Authentication records, rate-limit records, safety reports, admin action logs, and operational records may be retained for as long as reasonably necessary to provide the service, prevent abuse, comply with legal obligations, resolve disputes, and enforce the Terms of Service.
8. User Deletion Controls
You may delete server-stored evidence records from the app history detail screen. Deleting a server evidence record removes the server-stored evidence photo and related server record. It does not delete photos already saved to your device photo library and does not reverse monthly upload usage.
You may delete your account from the app Settings screen. Account deletion removes your account, active sessions, server-stored evidence photos, related server records, and monthly usage records from Hash Camera servers. It does not delete photos already saved to your device photo library. Hash Camera may retain limited records where reasonably necessary for fraud prevention, legal compliance, dispute resolution, security, or enforcement of the Terms of Service.
9. Complaints, Reports, and Safety Removal
If a Hash Camera evidence record is verified in the app, the verification result screen may provide a complaint button. When the complaint button is confirmed, Hash Camera deletes the server-stored evidence photo and related server record immediately, without manual review. This action does not delete any photo from a user's device photo library and does not reverse monthly upload usage.

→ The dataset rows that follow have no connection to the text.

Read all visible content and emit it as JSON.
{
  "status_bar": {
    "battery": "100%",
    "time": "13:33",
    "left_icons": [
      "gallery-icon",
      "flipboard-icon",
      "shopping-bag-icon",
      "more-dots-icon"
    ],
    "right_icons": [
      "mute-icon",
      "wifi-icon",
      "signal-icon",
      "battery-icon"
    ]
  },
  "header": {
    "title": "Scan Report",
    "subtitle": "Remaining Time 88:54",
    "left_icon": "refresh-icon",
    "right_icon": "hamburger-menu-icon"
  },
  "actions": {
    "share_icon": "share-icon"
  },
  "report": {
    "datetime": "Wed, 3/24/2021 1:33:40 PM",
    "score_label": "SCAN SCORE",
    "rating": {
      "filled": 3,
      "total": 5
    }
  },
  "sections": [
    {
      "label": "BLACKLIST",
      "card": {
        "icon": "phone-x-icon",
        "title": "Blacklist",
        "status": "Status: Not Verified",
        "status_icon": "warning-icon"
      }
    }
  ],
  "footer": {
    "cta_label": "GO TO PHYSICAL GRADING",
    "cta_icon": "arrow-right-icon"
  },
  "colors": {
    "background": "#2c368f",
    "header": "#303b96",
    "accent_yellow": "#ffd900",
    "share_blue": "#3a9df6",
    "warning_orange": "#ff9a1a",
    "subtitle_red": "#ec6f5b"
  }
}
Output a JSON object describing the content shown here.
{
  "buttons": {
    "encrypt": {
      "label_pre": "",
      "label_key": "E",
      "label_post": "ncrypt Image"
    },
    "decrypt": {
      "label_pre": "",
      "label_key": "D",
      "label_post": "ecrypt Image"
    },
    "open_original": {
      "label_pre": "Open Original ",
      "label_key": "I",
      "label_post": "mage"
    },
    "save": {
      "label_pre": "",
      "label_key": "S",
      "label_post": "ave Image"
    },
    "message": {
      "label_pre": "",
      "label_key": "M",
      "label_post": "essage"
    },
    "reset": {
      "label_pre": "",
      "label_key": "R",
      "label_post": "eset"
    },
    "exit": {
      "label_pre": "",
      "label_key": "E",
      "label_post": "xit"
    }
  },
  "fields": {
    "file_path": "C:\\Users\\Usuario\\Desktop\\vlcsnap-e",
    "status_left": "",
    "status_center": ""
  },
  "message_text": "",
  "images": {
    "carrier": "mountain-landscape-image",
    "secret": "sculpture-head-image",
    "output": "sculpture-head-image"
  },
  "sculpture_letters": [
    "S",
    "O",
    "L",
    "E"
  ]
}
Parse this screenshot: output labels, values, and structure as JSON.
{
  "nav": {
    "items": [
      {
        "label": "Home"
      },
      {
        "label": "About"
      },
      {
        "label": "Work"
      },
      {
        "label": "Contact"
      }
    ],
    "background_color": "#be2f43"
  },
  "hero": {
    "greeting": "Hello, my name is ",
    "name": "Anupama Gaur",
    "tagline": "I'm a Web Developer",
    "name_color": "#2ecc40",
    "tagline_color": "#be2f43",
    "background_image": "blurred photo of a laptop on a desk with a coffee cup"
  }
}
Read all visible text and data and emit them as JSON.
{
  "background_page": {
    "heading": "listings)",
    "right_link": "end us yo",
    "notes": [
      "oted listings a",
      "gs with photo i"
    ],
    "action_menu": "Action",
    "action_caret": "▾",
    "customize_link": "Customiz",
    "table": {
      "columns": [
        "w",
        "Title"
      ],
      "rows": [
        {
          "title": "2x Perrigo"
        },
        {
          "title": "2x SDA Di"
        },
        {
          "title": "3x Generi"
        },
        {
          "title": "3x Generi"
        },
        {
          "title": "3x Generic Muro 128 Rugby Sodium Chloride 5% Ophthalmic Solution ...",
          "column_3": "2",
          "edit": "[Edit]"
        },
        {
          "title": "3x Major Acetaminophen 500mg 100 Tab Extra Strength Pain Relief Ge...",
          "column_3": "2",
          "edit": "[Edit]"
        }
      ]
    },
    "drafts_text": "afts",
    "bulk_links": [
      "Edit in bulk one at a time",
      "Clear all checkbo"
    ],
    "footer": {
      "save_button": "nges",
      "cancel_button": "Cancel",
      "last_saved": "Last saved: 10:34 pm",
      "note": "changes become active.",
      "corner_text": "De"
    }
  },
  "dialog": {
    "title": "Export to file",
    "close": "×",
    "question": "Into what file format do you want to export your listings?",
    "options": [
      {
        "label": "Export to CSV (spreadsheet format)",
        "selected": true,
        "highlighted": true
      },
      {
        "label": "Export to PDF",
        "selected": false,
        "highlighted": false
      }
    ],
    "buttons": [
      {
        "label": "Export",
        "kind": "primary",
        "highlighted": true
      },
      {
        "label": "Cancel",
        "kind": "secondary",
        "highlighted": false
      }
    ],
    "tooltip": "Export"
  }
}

Hash Camera may maintain a safety report record that includes the evidence ID, reported account ID, reporter account ID if signed in, IP-derived rate-limit identifier, reason, status, admin notes, and related timestamps.
Hash Camera may delete server-stored photos and related records, restrict verification, suspend sessions, or block accounts without prior notice if content is found or reasonably suspected to involve infringement, secretly recorded or non-consensual imagery, privacy violations, violent or graphic content, child safety risks, sexual exploitation, fraud, forged evidence, impersonation, scams, illegal activity, or other misuse of the service.
10. Service Providers and Infrastructure
Hash Camera uses service providers and infrastructure vendors to operate the service, including Cloudflare Workers, Cloudflare D1, Cloudflare R2, and email delivery services. These providers process information on behalf of Hash Camera for hosting, storage, delivery, authentication, security, and operational purposes.
11. Security
Hash Camera uses technical and organizational measures intended to protect information, including HTTPS transport, server-side authentication, encrypted email storage, keyed hashes for email lookup, server-signed QR payloads, access controls, and rate limiting. No method of transmission or storage is completely secure, and Hash Camera cannot guarantee absolute security.
12. International Processing
Hash Camera and its service providers may process and store information in countries or regions other than where you reside. Data protection laws in those locations may differ from those in your jurisdiction.
13. Children and Sensitive Content
Hash Camera is not intended to be used to upload child sexual abuse material, sexual exploitation content, secretly recorded imagery, or other illegal or harmful content. Such content may be removed and may result in account restrictions or other action where appropriate.
14. Your Choices and Requests
You may use in-app controls to delete server evidence records, delete your account, clear local app data, and manage device permissions. For privacy questions, access requests, deletion requests, or other privacy-related inquiries, contact [email protected].
15. Changes to This Policy
Hash Camera may update this Privacy Policy from time to time. The updated version will be posted on this page with a revised "Last updated" date. Material changes may also be communicated through the app or website where appropriate.